Second, click on Old and New Values button to assign recoded numbers for the new variable.
First, in the Old Value section of the new window, click on Range radio button and then type in the values you want to recode.
Second, on the right hand side, make sure you clicked the Value radio button and type in a new value that you want to assign to the value range you set in the Old Value section. Now, click on Add button.
Once you finish assigning the new values to the corresponding old values, click on Continue and then OK in the next window.
Now you will see a new variable “recoded age variable” [rc_age] in the Variable View window. However, it is always a good idea to assign a value labels to the recoded variables because you might not remember exactly what these numbers meant originally, let’s say, a year later.
Recall how you examine value labels in the last class. Click on Values cell for the recoded variable [rc_age] and then a gray square button.
In the Value Labels window, type in a number for the new variable in the Value textbox and description of the value in the Value Label textbox. Then, click on Add button. Once you finish it for every value in the new variable, click on OK button.

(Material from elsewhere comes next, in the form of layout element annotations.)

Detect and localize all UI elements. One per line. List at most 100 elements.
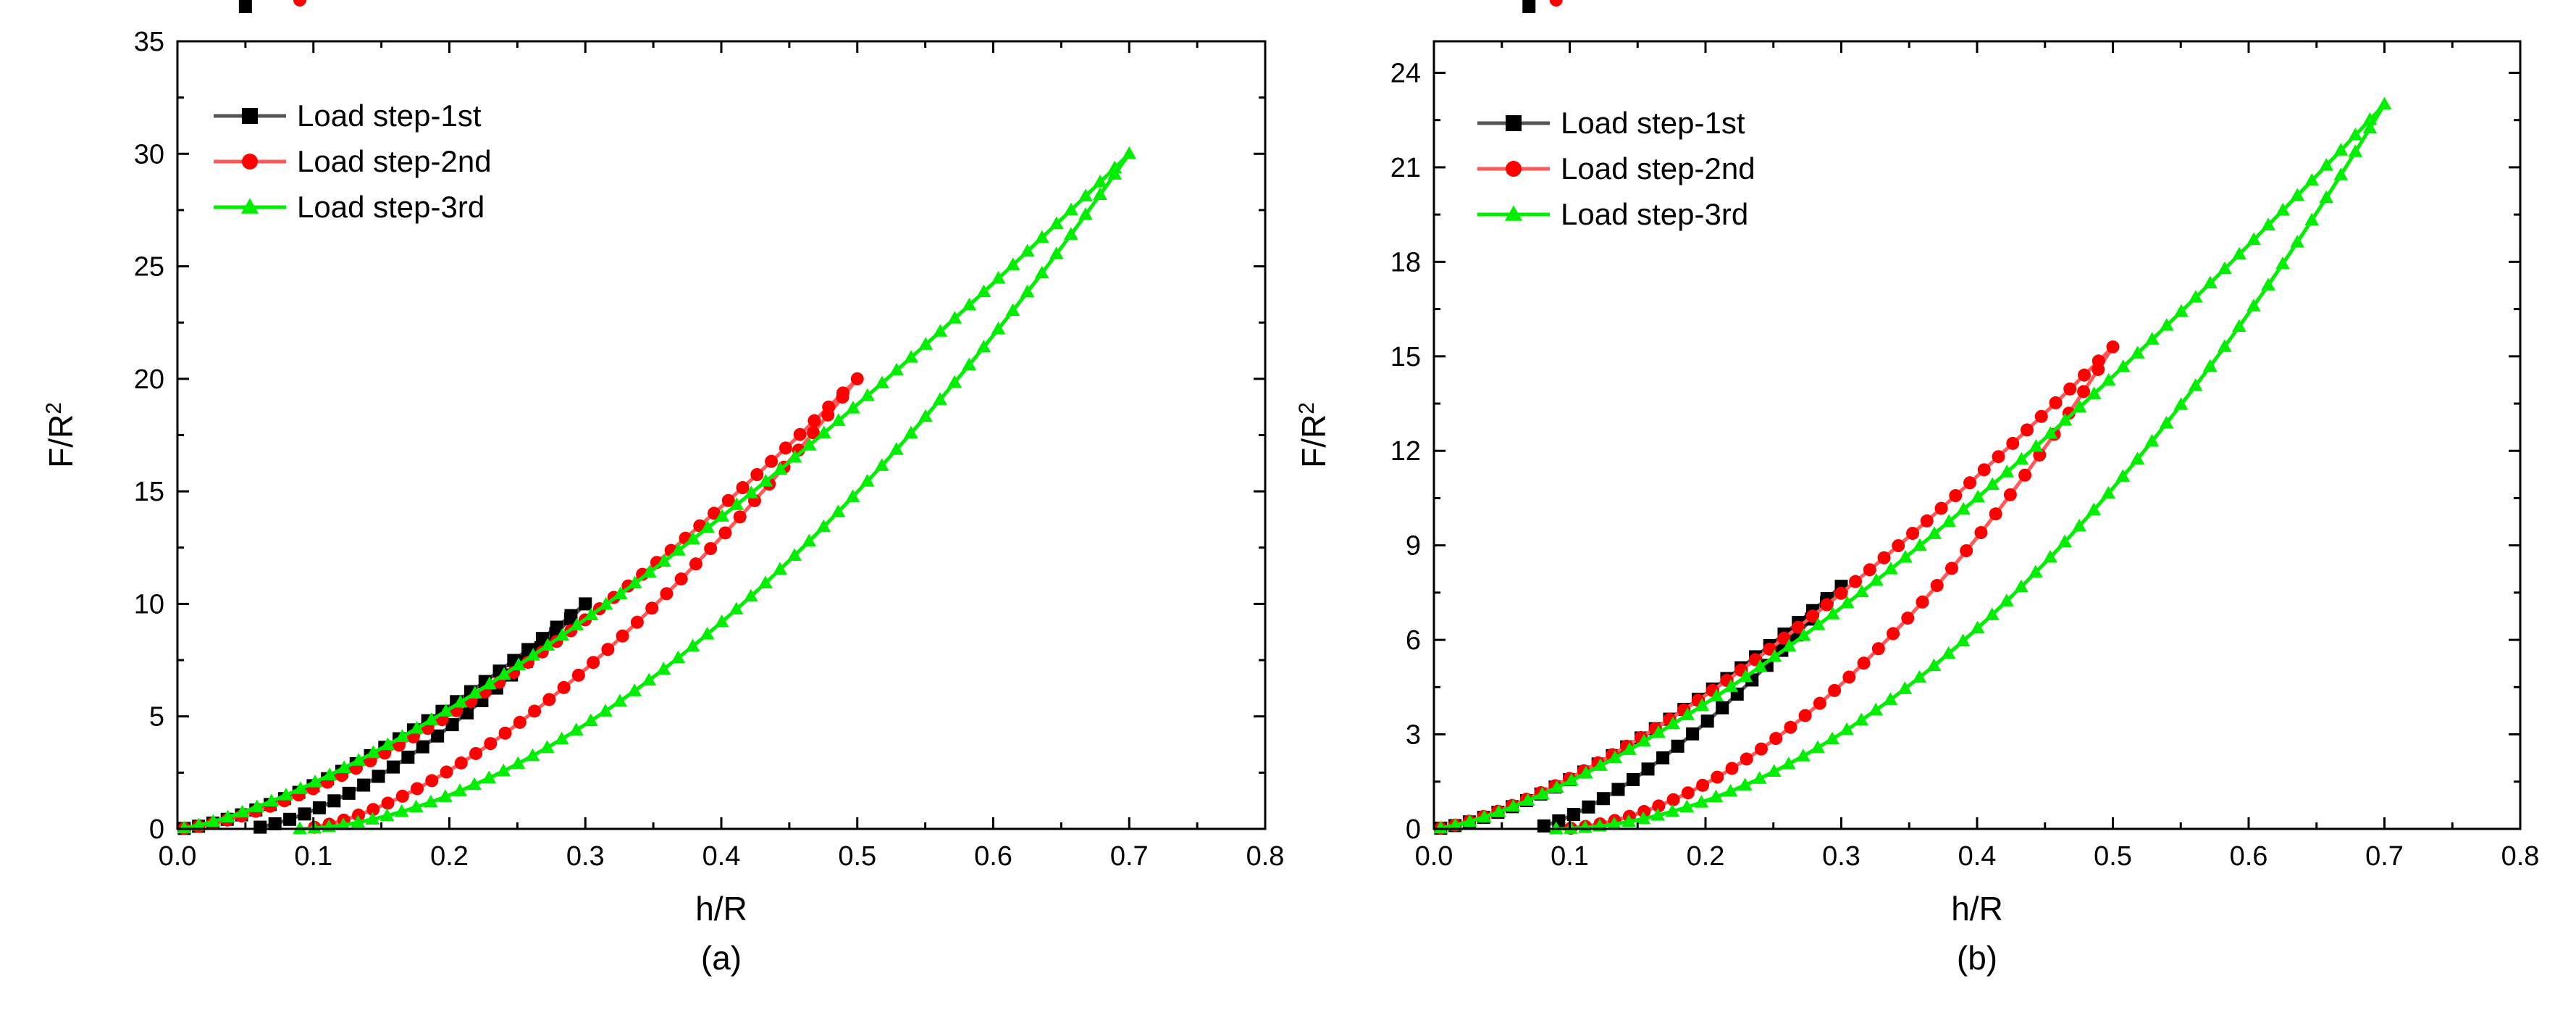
data-point [1665, 804, 1680, 817]
x-tick-label: 0.4 [702, 841, 741, 872]
data-point [1636, 811, 1651, 825]
data-point [962, 297, 977, 311]
y-tick-label: 18 [1390, 247, 1421, 278]
legend-marker [1504, 205, 1523, 221]
data-point [2029, 564, 2043, 578]
data-point [1686, 727, 1700, 740]
data-point [1078, 207, 1093, 220]
data-point [779, 441, 792, 455]
data-point [1709, 688, 1724, 702]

Scroll down to find and select the recoded age variable [rc_age]. Click on the triangle and, then, OK button.
Recalling we are interested in the number of survey respondents who were 50-59 years of age, it is 105.
There are a few points that need to be mentioned. First, notice that numbers for Percent (19.2) and Valid Percent (19.3) of “age 40-49” are different. It is because of 4 missing cases as shown at the bottom of the table. It should be noted that the Valid Percent was calculated with the valid survey responses (i.e., 128/664=0.193) as denominator while the Percent was calculated with total survey responses (i.e., 128/668=0.192).
Second, Cumulative Percent provides an additional information especially when the variable of interest is ordinal or interval. For example, the cumulative percentage of survey respondents who were 10 to 49 years of age was 60.1%. In other words, the proportion of survey respondents who were 10-49 years of age was 0.601.